Malta Independent Wednesday, 27 January 2010, 00:00 Last update: about 15 years ago

It is always very easy to commemorate an event. It is always easy to remember an event. It is not so easy to offer condolences, yet we manage it. But what is not easy is to remember the past and learn from it. Today, the world commemorates International Holocaust Commemoration Day – the day when we stop and remember the atrocities that humankind is capable of.

Millions of Jews were put to death in Hitler’s death camps more than 60 years ago. It scarcely seems believable when the harrowing images of human skeletons are shown to us that this is what humans are capable of doing. It is also very hard to accept that all this took place only 60 years ago – a time when we were supposed to be civilised.

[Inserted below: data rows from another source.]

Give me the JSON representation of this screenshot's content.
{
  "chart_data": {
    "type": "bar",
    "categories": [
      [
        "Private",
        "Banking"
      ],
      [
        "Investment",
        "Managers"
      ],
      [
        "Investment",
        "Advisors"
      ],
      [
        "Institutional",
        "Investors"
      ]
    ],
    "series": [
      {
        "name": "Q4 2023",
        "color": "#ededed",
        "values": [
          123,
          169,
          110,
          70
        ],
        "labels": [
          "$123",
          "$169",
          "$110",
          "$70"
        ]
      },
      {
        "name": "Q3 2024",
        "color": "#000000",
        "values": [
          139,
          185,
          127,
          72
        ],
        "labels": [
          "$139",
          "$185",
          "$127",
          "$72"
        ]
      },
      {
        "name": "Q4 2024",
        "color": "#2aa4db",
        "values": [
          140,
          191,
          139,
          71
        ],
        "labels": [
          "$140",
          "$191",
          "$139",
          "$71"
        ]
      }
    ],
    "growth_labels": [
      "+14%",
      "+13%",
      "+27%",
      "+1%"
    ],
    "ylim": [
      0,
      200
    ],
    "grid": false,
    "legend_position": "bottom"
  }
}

Nowadays, the Holocaust seems to be pinned squarely on the shoulders of Hitler and his cronies – rightly so, they were the ones who dreamed up and oversaw the ‘Final Solution’.

But it runs deeper than that. The Holocaust was the embodiment of a sin which resides deep within humankind. That sin is deep rooted racism and xenophobia. Of course there are still racial tensions, and the lines are becoming more and more blurry with the influence of radical Islam on public opinion in the West.

Sadly, while not on the same scale of murder, radical Islam is fuelling the fire and in the process is sullying the reputation of God fearing peaceful Muslims everywhere. Terrorism is intrinsically linked to racism and xenophobia. The terrorist feeds on our fear of fear and uses religion to commit crimes against humanity. Putting people into a gas chamber and planting bombs on planes is, at the end of the day, very similar. The motivation is the same – to exterminate another race of people. That is the terrorists’ goal and they will stop at nothing.

This is why we say that it is never easy to learn from past mistakes. The images of Jews starving to death are no less harrowing than those images of people plunging to their deaths from the World Trade Centre Tower, having thrown themselves off rather than burning to death.

One would never think that humanity had the sheer badness in itself to repeat the atrocities committed against the Jews. But we do choose to blinker ourselves. Terrorists keep trying to blow people out of the sky. African peoples continue to commit murderous atrocities amongst themselves – as shown by the recent clashes in Nigeria. In China, greedy factory owners continue to keep workers on the most meagre rations and work them to death.

In Europe we also have our strife with ETA blowing up shops in Spain. The far left and the far right are also taking comfort in each other’s actions... It truly is baffling when we are talking about ever closer ties in Europe, to note that in each and every country around the continent, Nationalism, in its literal sense, seems to be on the rise.

Nationalism conjures up proud images, but history teaches us a different lesson. It is divisive and only fans the flames of racism and xenophobia. God forbid we were ever to do it to ourselves again. The Holocaust must be remembered by each and every one of us. Every day.